A week after the Defense Department announced it would open an office in Silicon Valley, the Air Force CIO said his service is ahead of the curve setting up shop in Northern California. The Air Force's presence in the Valley is meant to "rapidly turn technologies toward operational capabilities," Lt. Gen. William Bender said May 1.
Given that Bender has had an Air Force liaison in Silicon Valley building relationships with academia for a year, “I didn’t see fit to wait on” getting it set up, he said at a luncheon hosted by AFCEA’s Northern Virginia chapter.
Solidifying a presence in Silicon Valley is Bender’s latest move to shake up the Air Force’s approach to IT since becoming CIO in September. In December, he announced plans for a cybersecurity task force to thoroughly examine the Air Force’s network vulnerabilities.

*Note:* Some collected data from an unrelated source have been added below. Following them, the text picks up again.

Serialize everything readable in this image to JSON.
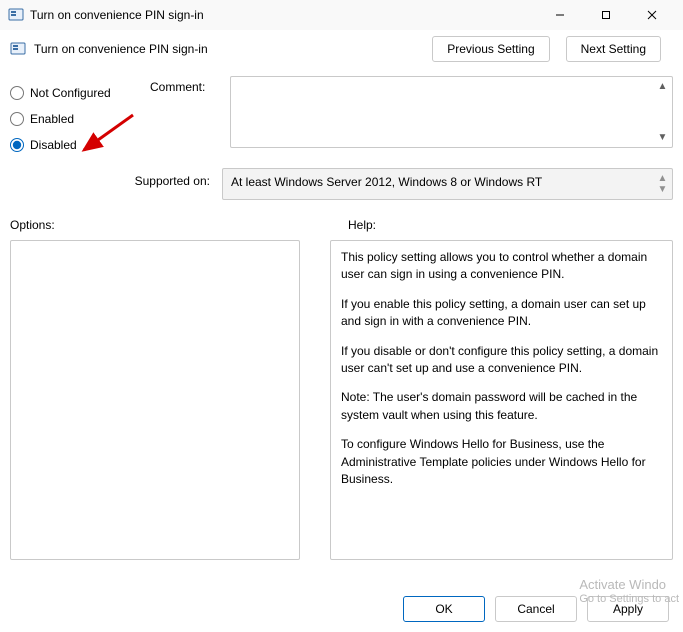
{
  "window": {
    "title": "Turn on convenience PIN sign-in"
  },
  "header": {
    "policy_title": "Turn on convenience PIN sign-in",
    "prev_label": "Previous Setting",
    "next_label": "Next Setting"
  },
  "state": {
    "not_configured_label": "Not Configured",
    "enabled_label": "Enabled",
    "disabled_label": "Disabled",
    "selected": "disabled"
  },
  "comment": {
    "label": "Comment:",
    "value": ""
  },
  "supported": {
    "label": "Supported on:",
    "value": "At least Windows Server 2012, Windows 8 or Windows RT"
  },
  "sections": {
    "options_label": "Options:",
    "help_label": "Help:"
  },
  "help": {
    "p1": "This policy setting allows you to control whether a domain user can sign in using a convenience PIN.",
    "p2": "If you enable this policy setting, a domain user can set up and sign in with a convenience PIN.",
    "p3": "If you disable or don't configure this policy setting, a domain user can't set up and use a convenience PIN.",
    "p4": "Note: The user's domain password will be cached in the system vault when using this feature.",
    "p5": "To configure Windows Hello for Business, use the Administrative Template policies under Windows Hello for Business."
  },
  "footer": {
    "ok_label": "OK",
    "cancel_label": "Cancel",
    "apply_label": "Apply"
  },
  "watermark": {
    "line1": "Activate Windo",
    "line2": "Go to Settings to act"
  }
}
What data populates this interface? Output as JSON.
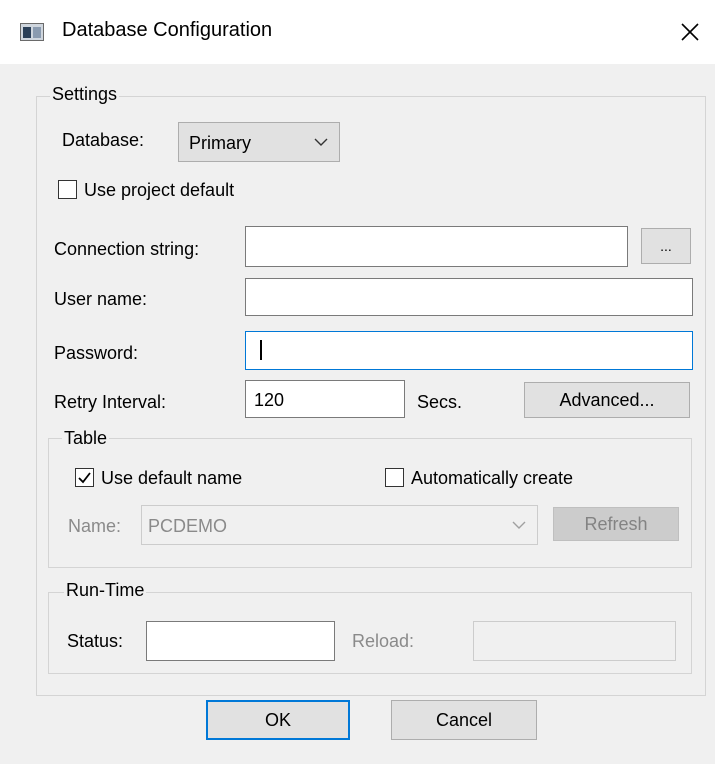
{
  "window": {
    "title": "Database Configuration",
    "close_icon": "close-icon"
  },
  "settings": {
    "group_label": "Settings",
    "database_label": "Database:",
    "database_value": "Primary",
    "use_project_default_label": "Use project default",
    "use_project_default_checked": false,
    "connection_string_label": "Connection string:",
    "connection_string_value": "",
    "browse_label": "...",
    "user_name_label": "User name:",
    "user_name_value": "",
    "password_label": "Password:",
    "password_value": "",
    "retry_interval_label": "Retry Interval:",
    "retry_interval_value": "120",
    "secs_label": "Secs.",
    "advanced_label": "Advanced..."
  },
  "table": {
    "group_label": "Table",
    "use_default_name_label": "Use default name",
    "use_default_name_checked": true,
    "auto_create_label": "Automatically create",
    "auto_create_checked": false,
    "name_label": "Name:",
    "name_value": "PCDEMO",
    "refresh_label": "Refresh"
  },
  "runtime": {
    "group_label": "Run-Time",
    "status_label": "Status:",
    "status_value": "",
    "reload_label": "Reload:",
    "reload_value": ""
  },
  "footer": {
    "ok_label": "OK",
    "cancel_label": "Cancel"
  },
  "colors": {
    "focus_border": "#0078d7",
    "button_face": "#e1e1e1",
    "dialog_bg": "#f0f0f0"
  }
}
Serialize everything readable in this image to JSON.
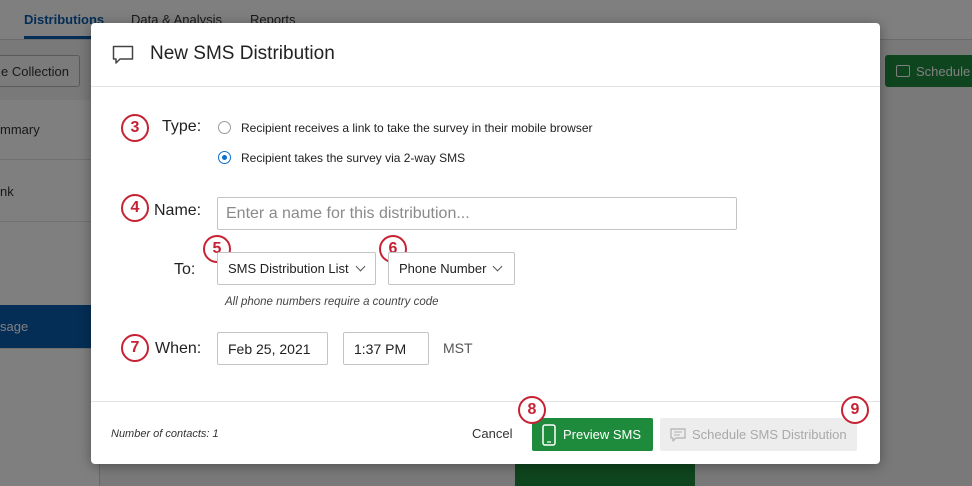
{
  "background": {
    "tabs": [
      "Distributions",
      "Data & Analysis",
      "Reports"
    ],
    "left_button_label": "e Collection",
    "right_button_label": "Schedule",
    "sidebar_items": [
      "mmary",
      "nk",
      "",
      "sage"
    ]
  },
  "modal": {
    "title": "New SMS Distribution",
    "icon": "speech-bubble-icon",
    "type_label": "Type:",
    "type_options": [
      {
        "label": "Recipient receives a link to take the survey in their mobile browser",
        "selected": false
      },
      {
        "label": "Recipient takes the survey via 2-way SMS",
        "selected": true
      }
    ],
    "name_label": "Name:",
    "name_placeholder": "Enter a name for this distribution...",
    "to_label": "To:",
    "to_list_value": "SMS Distribution List",
    "to_field_value": "Phone Number",
    "to_hint": "All phone numbers require a country code",
    "when_label": "When:",
    "date_value": "Feb 25, 2021",
    "time_value": "1:37 PM",
    "timezone": "MST",
    "contacts_text": "Number of contacts: 1",
    "cancel_label": "Cancel",
    "preview_label": "Preview SMS",
    "schedule_label": "Schedule SMS Distribution"
  },
  "callouts": [
    "3",
    "4",
    "5",
    "6",
    "7",
    "8",
    "9"
  ],
  "colors": {
    "accent_green": "#1e8a3c",
    "callout_red": "#c62233",
    "radio_blue": "#0b6ed0",
    "brand_blue": "#0b5cad"
  }
}
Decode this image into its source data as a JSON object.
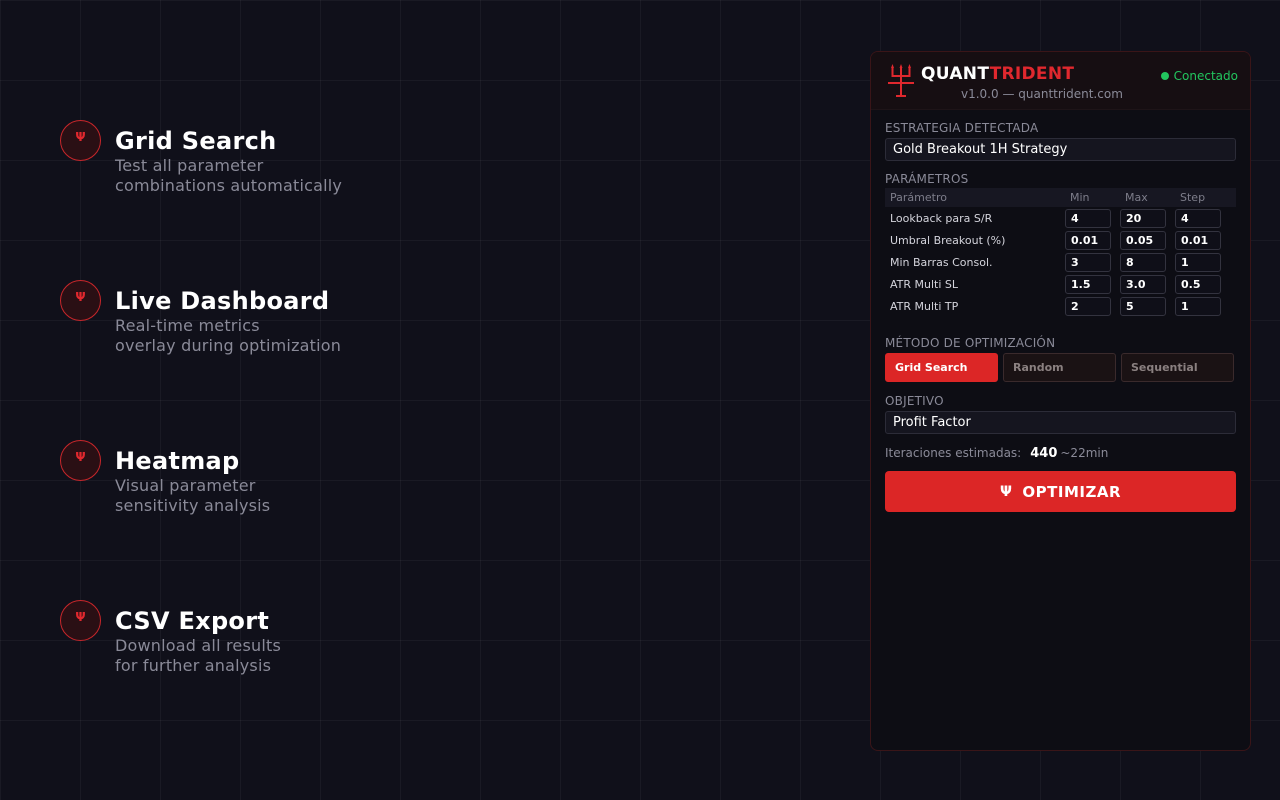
{
  "features": [
    {
      "icon": "Ψ",
      "title": "Grid Search",
      "desc_line1": "Test all parameter",
      "desc_line2": "combinations automatically"
    },
    {
      "icon": "Ψ",
      "title": "Live Dashboard",
      "desc_line1": "Real-time metrics",
      "desc_line2": "overlay during optimization"
    },
    {
      "icon": "Ψ",
      "title": "Heatmap",
      "desc_line1": "Visual parameter",
      "desc_line2": "sensitivity analysis"
    },
    {
      "icon": "Ψ",
      "title": "CSV Export",
      "desc_line1": "Download all results",
      "desc_line2": "for further analysis"
    }
  ],
  "header": {
    "brand_part1": "QUANT",
    "brand_part2": "TRIDENT",
    "version": "v1.0.0 — quanttrident.com",
    "status": "Conectado",
    "logo_icon": "trident-icon"
  },
  "strategy": {
    "label": "ESTRATEGIA DETECTADA",
    "value": "Gold Breakout 1H Strategy"
  },
  "params": {
    "label": "PARÁMETROS",
    "headers": [
      "Parámetro",
      "Min",
      "Max",
      "Step"
    ],
    "rows": [
      {
        "name": "Lookback para S/R",
        "min": "4",
        "max": "20",
        "step": "4"
      },
      {
        "name": "Umbral Breakout (%)",
        "min": "0.01",
        "max": "0.05",
        "step": "0.01"
      },
      {
        "name": "Min Barras Consol.",
        "min": "3",
        "max": "8",
        "step": "1"
      },
      {
        "name": "ATR Multi SL",
        "min": "1.5",
        "max": "3.0",
        "step": "0.5"
      },
      {
        "name": "ATR Multi TP",
        "min": "2",
        "max": "5",
        "step": "1"
      }
    ]
  },
  "method": {
    "label": "MÉTODO DE OPTIMIZACIÓN",
    "options": [
      "Grid Search",
      "Random",
      "Sequential"
    ],
    "selected": "Grid Search"
  },
  "objective": {
    "label": "OBJETIVO",
    "value": "Profit Factor"
  },
  "iterations": {
    "label": "Iteraciones estimadas:",
    "count": "440",
    "time": "~22min"
  },
  "optimize_button": {
    "icon": "Ψ",
    "label": "OPTIMIZAR"
  },
  "colors": {
    "accent": "#dc2626",
    "status": "#22c55e",
    "background": "#10101a"
  }
}
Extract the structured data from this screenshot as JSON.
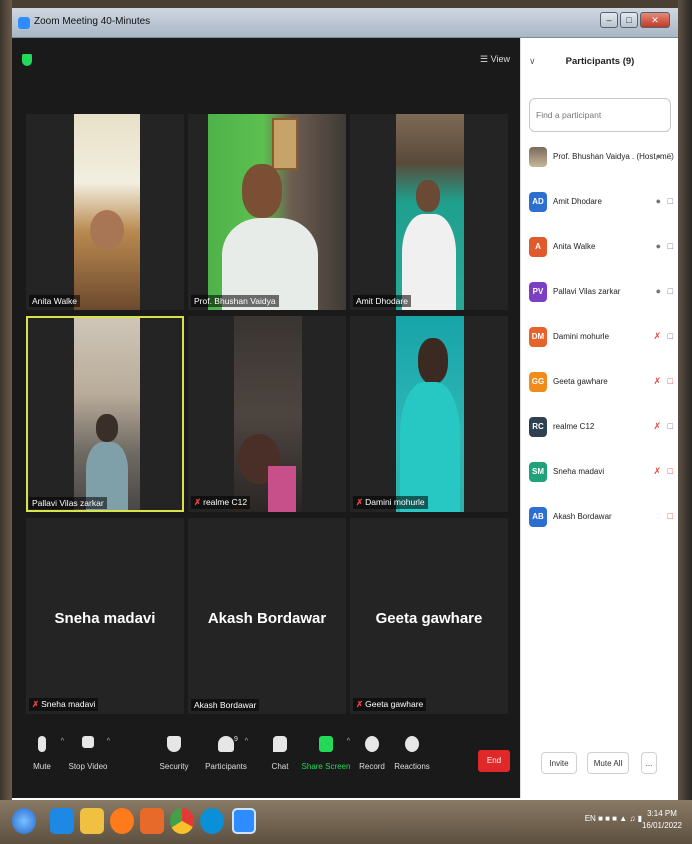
{
  "window": {
    "title": "Zoom Meeting 40-Minutes"
  },
  "meeting": {
    "view_label": "View",
    "tiles": [
      {
        "name": "Anita Walke",
        "muted": false
      },
      {
        "name": "Prof. Bhushan Vaidya",
        "muted": false
      },
      {
        "name": "Amit Dhodare",
        "muted": false
      },
      {
        "name": "Pallavi Vilas zarkar",
        "muted": false,
        "active": true
      },
      {
        "name": "realme C12",
        "muted": true
      },
      {
        "name": "Damini mohurle",
        "muted": true
      },
      {
        "name": "Sneha  madavi",
        "big_name": "Sneha  madavi",
        "muted": true
      },
      {
        "name": "Akash Bordawar",
        "big_name": "Akash Bordawar",
        "muted": false
      },
      {
        "name": "Geeta gawhare",
        "big_name": "Geeta gawhare",
        "muted": true
      }
    ]
  },
  "toolbar": {
    "mute": "Mute",
    "stop_video": "Stop Video",
    "security": "Security",
    "participants": "Participants",
    "participants_count": "9",
    "chat": "Chat",
    "share_screen": "Share Screen",
    "record": "Record",
    "reactions": "Reactions",
    "end": "End"
  },
  "panel": {
    "title": "Participants (9)",
    "search_placeholder": "Find a participant",
    "participants": [
      {
        "initials": "",
        "name": "Prof. Bhushan Vaidya . (Host, me)",
        "color": "#8a7a66",
        "mic_muted": false,
        "cam_off": false
      },
      {
        "initials": "AD",
        "name": "Amit Dhodare",
        "color": "#2d6fd0",
        "mic_muted": false,
        "cam_off": false
      },
      {
        "initials": "A",
        "name": "Anita Walke",
        "color": "#e05a2b",
        "mic_muted": false,
        "cam_off": false
      },
      {
        "initials": "PV",
        "name": "Pallavi Vilas zarkar",
        "color": "#7b3fc4",
        "mic_muted": false,
        "cam_off": false
      },
      {
        "initials": "DM",
        "name": "Damini mohurle",
        "color": "#e8632b",
        "mic_muted": true,
        "cam_off": false
      },
      {
        "initials": "GG",
        "name": "Geeta gawhare",
        "color": "#f08c1c",
        "mic_muted": true,
        "cam_off": true
      },
      {
        "initials": "RC",
        "name": "realme C12",
        "color": "#2f4050",
        "mic_muted": true,
        "cam_off": false
      },
      {
        "initials": "SM",
        "name": "Sneha  madavi",
        "color": "#1fa27a",
        "mic_muted": true,
        "cam_off": true
      },
      {
        "initials": "AB",
        "name": "Akash Bordawar",
        "color": "#2d6fd0",
        "mic_muted": false,
        "cam_off": true
      }
    ],
    "invite": "Invite",
    "mute_all": "Mute All",
    "more": "..."
  },
  "taskbar": {
    "lang": "EN",
    "time": "3:14 PM",
    "date": "16/01/2022"
  },
  "colors": {
    "meeting_bg": "#1a1a1a",
    "active_speaker_outline": "#d8e24a",
    "end_button": "#e02828",
    "share_screen_green": "#23d959"
  }
}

Bender said the Air Force’s emphasis on cybersecurity aligns well with that of Defense Secretary Ashton Carter. The secretary’s first Saturday briefing of military service officials was on cybersecurity, said Bender, adding that, in Carter’s eyes, about 80 percent of DOD’s cyber mission is network defense. Bender did not fill in the blank for the other 20 percent of the mission, but added: “We need to know what our offensive capabilities are so that when the president asks following a Sony, ‘What can you do about it?’…We have to have an answer to that.”
Bender was referring to the crippling cyberattack that hit Sony Pictures Entertainment in November, which U.S. officials have blamed on North Korea. Pyongyang blamed Washington for an Internet outage in North Korea the following month. Though U.S. officials have generally avoided commenting on that accusation, Texas Republican Michael McCaul, chairman of the House Homeland Security Committee, said in March that “there were some cyber responses to North Korea” after the Sony Pictures attack.
Correction: This article was updated to reflect that the USAF office in Silicon Valley is part of a larger Department of Defense site, and not its own facility.